Where ARE the trash cans? — it’s a sign of my swaddled and coddled existence being an American that one of the first frustrations I had in London when I started visiting again regularly in 2000 was the lack of trash cans in certain areas, usually transport-related. I’d be munching on something, perhaps usually some form of fried grease (they do that very well in London, I’ve noticed, and this is no insult — the American style seems to stick to the wrapper too much), and having consumed would seek to throw away the remnants. And then I would be stymied, and would search around for a trash receptacle…a can…a random dumpster even. I must have looked a sight jerking my head around several directions at once in the middle of a fairly crowded King’s Cross or Paddington station, convinced that the trash cans were in fact not only in plain view but were having a great laugh at my expense by running around everywhere that my eyesight wasn’t. I seem to recall solving my initial dilemma by taking the remnants into a nearby restroom, but I can’t even be positive about that. Perhaps trash elves just removed it from my hand without my noticing.

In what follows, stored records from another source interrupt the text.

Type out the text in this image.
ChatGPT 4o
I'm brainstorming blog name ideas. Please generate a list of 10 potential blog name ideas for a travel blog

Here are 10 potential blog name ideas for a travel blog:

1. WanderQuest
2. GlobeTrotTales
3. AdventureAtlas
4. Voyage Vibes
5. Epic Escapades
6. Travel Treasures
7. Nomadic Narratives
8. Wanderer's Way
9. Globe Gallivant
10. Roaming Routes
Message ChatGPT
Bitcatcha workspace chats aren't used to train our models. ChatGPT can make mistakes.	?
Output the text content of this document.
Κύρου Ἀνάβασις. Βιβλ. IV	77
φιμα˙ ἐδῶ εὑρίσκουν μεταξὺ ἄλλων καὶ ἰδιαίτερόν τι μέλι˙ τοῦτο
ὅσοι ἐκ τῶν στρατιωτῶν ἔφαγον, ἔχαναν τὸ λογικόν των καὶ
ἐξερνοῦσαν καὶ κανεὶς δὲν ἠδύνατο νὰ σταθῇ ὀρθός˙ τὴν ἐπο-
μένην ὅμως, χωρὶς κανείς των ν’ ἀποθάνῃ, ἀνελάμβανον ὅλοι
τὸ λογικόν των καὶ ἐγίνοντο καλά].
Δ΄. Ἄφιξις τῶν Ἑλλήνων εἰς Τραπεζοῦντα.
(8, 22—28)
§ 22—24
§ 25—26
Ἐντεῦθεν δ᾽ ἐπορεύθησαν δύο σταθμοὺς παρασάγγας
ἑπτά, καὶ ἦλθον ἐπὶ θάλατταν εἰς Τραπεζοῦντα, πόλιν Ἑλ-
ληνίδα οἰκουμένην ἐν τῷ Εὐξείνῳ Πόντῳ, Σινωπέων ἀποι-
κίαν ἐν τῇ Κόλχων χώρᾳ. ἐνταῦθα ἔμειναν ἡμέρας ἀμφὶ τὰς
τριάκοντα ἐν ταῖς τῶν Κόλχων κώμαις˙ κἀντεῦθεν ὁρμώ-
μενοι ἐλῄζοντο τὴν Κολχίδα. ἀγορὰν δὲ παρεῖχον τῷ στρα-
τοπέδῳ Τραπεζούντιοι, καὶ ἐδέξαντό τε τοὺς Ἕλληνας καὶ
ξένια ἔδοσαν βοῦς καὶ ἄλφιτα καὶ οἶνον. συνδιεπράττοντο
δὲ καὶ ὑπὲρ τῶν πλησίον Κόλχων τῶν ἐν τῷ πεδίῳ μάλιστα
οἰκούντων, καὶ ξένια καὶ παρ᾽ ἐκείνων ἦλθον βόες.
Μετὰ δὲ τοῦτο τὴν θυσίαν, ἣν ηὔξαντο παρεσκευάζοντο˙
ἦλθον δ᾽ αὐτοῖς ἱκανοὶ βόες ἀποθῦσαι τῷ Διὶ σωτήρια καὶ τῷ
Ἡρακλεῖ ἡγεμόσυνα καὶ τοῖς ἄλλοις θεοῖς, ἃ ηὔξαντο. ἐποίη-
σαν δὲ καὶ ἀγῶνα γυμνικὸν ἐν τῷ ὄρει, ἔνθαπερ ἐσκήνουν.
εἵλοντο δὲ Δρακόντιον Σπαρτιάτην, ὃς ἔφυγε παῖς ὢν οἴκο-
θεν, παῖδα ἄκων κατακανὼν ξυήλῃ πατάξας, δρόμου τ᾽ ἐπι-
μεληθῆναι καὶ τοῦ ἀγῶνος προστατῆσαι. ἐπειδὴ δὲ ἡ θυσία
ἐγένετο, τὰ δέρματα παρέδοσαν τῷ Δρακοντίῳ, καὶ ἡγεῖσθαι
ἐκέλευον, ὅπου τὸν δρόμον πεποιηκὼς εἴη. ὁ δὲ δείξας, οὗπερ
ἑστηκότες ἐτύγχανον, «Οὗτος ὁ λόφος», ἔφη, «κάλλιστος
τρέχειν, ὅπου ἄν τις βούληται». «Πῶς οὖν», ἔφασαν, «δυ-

Earnest queries led to the explanation that IRA bombings in the past meant the removal of trash cans, and what was initially a bizarre quirk took on a more sober cast when it came to their absence, and since then I’ve always done my best to eat elsewhere and just show up at a station with nothing to worry about but my possessions and my bodily integrity, both elements of particular value. However, it seems that at least one American argues that it’s not so much the threat of terrorism which removed the cans as it is the desire to be socialized for the better in this, our vale of tears that is the modern world:
“Humans alter habits to meet environments. And (as I discovered) nobody wants to carry an apple core from Tottenham Court to Warwick Avenue?so they wait until they?re above ground. The result is the cleanest, most-attractive public transit system this side of Epcot Center.”
Congratulations, oh Londoners! The truth was that all this time you were in fact moving more in line with Disney’s dead hand controlling the future. No wonder you all visit Florida.